My topic this year will be the Gospel of John and will be based on my most recently published book, The Fourth Gospel: Tales of a Jewish Mystic. My work on this gospel changed my attitude totally about John’s gospel. I once thought of it, first, as the one gospel which removed from Jesus his humanity and left him as something like a divine visitor from outer space, perhaps being related to God in the same manner that Clark Kent is related to Superman-- that is, Jesus is presented as “God in disguise.” My second objection to John’s gospel was that it appeared to me to be the primary source of anti-Semitism in the New Testament. My work in preparation for this book changed both of those perceptions radically. I now regard the Fourth Gospel as the least literal book in the New Testament and as the most profound portrait of Jesus ever written. I loved writing this book and regard it today as my best and most original piece of work. I say “original” though I am deeply indebted to such New Testament scholars as Rudolf Bultmann, C. H. Dodd, Sandra Schneiders and John Ashton, each of whom authored one of my favorite books on the study of John.
I shall look forward to meeting you and members of your church in Berkeley in a little more than three weeks.
~John Shelby Spong
Announcements
Bishop Spong is a guest lecturer at Pacific School of Religion this Summer for 5 days.
Topic: The Fourth Gospel: Tales of a Jewish Mystic
Dates and Times: July 14-18 (1 wk), 9:00am-1:00pm
PACIFIC SCHOOL OF RELIGION PSR,
Chapel, 1798 Scenic Avenue Berkeley, CA US
Credits: 1.5 academic credits / 2.0 CEUs (20 contact hours)

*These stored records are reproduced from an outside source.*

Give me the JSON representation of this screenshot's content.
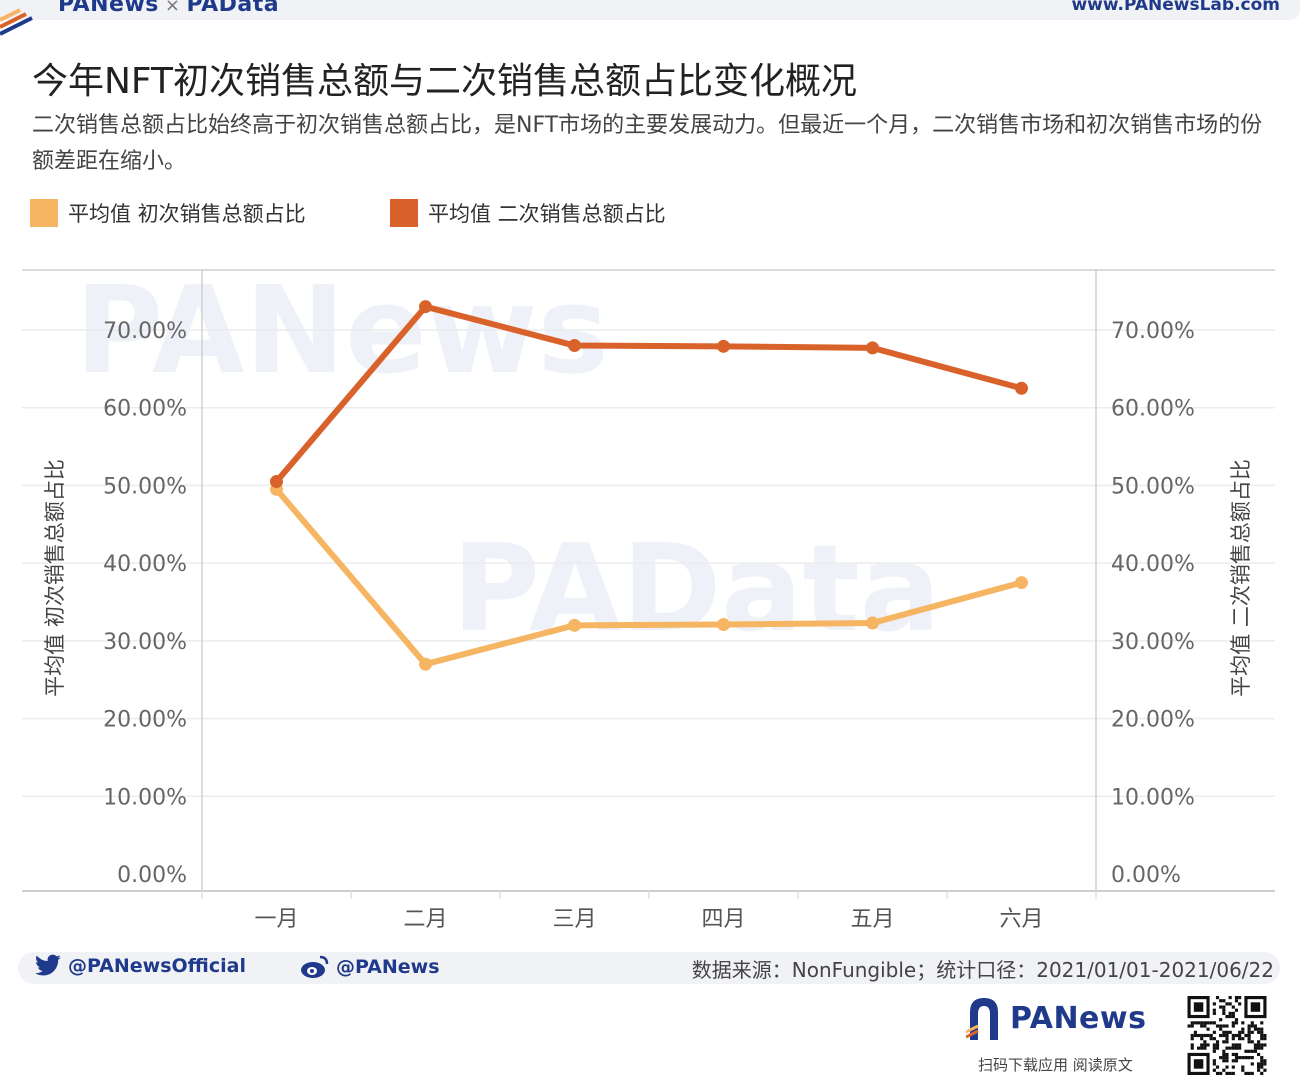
{
  "header": {
    "brand": "PANews",
    "brand_sep": "×",
    "brand2": "PAData",
    "url": "www.PANewsLab.com"
  },
  "title": "今年NFT初次销售总额与二次销售总额占比变化概况",
  "subtitle": "二次销售总额占比始终高于初次销售总额占比，是NFT市场的主要发展动力。但最近一个月，二次销售市场和初次销售市场的份额差距在缩小。",
  "legend": [
    {
      "label": "平均值 初次销售总额占比",
      "color": "#f5b562"
    },
    {
      "label": "平均值 二次销售总额占比",
      "color": "#d9622b"
    }
  ],
  "chart_data": {
    "type": "line",
    "categories": [
      "一月",
      "二月",
      "三月",
      "四月",
      "五月",
      "六月"
    ],
    "series": [
      {
        "name": "平均值 初次销售总额占比",
        "color": "#f5b562",
        "axis": "left",
        "values": [
          49.5,
          27.0,
          32.0,
          32.1,
          32.3,
          37.5
        ]
      },
      {
        "name": "平均值 二次销售总额占比",
        "color": "#d9622b",
        "axis": "right",
        "values": [
          50.5,
          73.0,
          68.0,
          67.9,
          67.7,
          62.5
        ]
      }
    ],
    "ylabel_left": "平均值 初次销售总额占比",
    "ylabel_right": "平均值 二次销售总额占比",
    "ylim": [
      0,
      75
    ],
    "yticks": [
      0,
      10,
      20,
      30,
      40,
      50,
      60,
      70
    ],
    "ytick_labels": [
      "0.00%",
      "10.00%",
      "20.00%",
      "30.00%",
      "40.00%",
      "50.00%",
      "60.00%",
      "70.00%"
    ],
    "grid": true,
    "legend_position": "top-left"
  },
  "watermarks": [
    "PANews",
    "PAData"
  ],
  "footer": {
    "twitter_icon": "twitter-icon",
    "twitter": "@PANewsOfficial",
    "weibo_icon": "weibo-icon",
    "weibo": "@PANews",
    "source": "数据来源：NonFungible；统计口径：2021/01/01-2021/06/22",
    "logo": "PANews",
    "scan": "扫码下载应用 阅读原文"
  }
}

Course Number: NT-2221 (for credit) or NT-0001 (for CEUs)
Description: This class will lift the Gospel of John out of the Bible in general and away from the other gospels, in particular, so that it can be studied in its own integrity. We will identify the unique themes found in the Fourth Gospel and seek to understand those themes in the light of the context of the history of the late first century when this gospel was being written. This means we will spend some time analyzing the different patterns of thought revealed in the Fourth Gospel, from the low Christology of the earlier part of this book to the higher Christology of the latter parts. We will speculate on the number of authors that might be revealed in the analysis. The course will proceed by breaking John’s Gospel into its constituent parts and studying each in turn.